Envisat image of the oil spill from the Prestige tanker
Envisat image of the oil spill from the Prestige tanker

Oil slicks

Some 4.5 million tonnes of oil make it into the ocean every year, impacting water quality and marine and coastal ecologies.

In our oil-based civilisation the majority of supplies are transported by sea, so some accidents are inevitable. But tanker sinkings and oil platform accidents account for only 7% of total pollution. The largest single cause is deliberate dumping at sea during tanker cleaning, followed by discharges from the land.

International law forbids such deliberate pollution, but laws require policing. Earth observation radar instruments are very good at identifying oil slicks across a wide area, as oil has a lower surface roughness than the water it floats on. Slicks as small as 0.1 square kilometres in area can be detected reliably.

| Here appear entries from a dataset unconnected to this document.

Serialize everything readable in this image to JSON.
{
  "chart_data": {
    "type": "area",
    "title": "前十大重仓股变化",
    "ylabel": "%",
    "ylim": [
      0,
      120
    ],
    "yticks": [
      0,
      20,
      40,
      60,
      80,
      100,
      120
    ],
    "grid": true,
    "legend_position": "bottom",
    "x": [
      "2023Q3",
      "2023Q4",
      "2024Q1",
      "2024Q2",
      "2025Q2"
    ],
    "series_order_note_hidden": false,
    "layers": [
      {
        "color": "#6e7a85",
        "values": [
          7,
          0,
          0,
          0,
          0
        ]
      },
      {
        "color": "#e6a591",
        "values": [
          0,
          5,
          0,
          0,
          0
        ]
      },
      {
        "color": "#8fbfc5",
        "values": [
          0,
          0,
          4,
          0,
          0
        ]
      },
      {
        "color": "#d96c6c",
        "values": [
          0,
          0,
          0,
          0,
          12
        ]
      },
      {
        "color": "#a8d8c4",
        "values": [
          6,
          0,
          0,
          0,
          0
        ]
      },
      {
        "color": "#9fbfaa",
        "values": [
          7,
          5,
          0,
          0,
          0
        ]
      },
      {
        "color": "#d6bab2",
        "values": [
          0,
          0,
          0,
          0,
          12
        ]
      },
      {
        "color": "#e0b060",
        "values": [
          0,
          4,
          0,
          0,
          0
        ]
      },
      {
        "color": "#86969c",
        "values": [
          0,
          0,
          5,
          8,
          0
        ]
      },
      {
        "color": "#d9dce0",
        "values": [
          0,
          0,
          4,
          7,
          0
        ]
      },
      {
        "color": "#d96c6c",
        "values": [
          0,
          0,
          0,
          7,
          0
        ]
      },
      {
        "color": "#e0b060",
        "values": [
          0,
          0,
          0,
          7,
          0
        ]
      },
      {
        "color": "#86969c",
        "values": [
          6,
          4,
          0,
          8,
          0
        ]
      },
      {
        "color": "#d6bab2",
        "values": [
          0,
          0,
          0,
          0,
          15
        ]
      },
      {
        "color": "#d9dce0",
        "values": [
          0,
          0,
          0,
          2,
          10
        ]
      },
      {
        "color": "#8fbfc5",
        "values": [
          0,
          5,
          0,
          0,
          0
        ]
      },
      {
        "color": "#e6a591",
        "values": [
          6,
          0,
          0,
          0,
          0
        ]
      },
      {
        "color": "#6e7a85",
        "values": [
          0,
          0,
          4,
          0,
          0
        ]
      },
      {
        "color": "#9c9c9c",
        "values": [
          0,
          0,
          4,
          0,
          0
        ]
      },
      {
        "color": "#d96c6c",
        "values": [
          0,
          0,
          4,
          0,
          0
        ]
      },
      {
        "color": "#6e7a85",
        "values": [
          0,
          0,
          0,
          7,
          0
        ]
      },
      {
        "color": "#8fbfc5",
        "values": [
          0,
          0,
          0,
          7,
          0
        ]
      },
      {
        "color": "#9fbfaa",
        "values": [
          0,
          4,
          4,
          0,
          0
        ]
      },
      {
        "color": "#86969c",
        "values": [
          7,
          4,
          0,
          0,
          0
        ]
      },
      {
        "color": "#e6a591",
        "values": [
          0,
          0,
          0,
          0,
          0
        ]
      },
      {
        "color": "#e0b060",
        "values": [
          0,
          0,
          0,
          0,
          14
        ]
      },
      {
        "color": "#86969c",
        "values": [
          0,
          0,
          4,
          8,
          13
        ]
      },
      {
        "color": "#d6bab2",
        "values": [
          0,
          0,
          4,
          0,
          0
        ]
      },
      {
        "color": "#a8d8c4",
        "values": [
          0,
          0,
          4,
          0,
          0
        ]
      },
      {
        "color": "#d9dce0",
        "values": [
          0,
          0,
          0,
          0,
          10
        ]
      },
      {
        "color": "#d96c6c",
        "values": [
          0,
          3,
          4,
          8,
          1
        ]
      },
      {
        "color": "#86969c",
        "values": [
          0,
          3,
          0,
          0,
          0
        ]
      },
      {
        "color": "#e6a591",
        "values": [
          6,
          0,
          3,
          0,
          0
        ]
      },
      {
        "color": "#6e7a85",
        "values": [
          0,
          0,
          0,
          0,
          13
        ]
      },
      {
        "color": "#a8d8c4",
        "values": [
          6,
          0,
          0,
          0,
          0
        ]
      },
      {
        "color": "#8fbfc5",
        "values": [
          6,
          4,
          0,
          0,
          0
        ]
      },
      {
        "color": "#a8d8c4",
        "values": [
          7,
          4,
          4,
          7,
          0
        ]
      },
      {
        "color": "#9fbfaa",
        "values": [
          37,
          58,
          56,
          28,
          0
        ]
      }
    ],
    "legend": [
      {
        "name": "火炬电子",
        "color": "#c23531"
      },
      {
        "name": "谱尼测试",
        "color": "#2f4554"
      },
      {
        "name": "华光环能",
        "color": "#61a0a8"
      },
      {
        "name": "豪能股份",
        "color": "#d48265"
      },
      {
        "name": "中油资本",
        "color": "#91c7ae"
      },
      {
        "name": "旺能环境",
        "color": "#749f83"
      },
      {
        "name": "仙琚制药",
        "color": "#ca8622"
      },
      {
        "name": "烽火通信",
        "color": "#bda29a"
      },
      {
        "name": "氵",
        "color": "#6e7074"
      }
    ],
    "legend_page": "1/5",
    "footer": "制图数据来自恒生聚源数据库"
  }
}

Europe plans to completely eliminate oil pollution in its waters by 2020, with Earth observation a vital part of the strategy to achieve this. Satellites can both deter polluters and also give authorities early warnings of accidental slicks: for instance, Envisat's Advanced Synthetic Aperture Radar (ASAR) showed the full extent of the double-necked oil spill that resulted from the Prestige disaster in November 2002.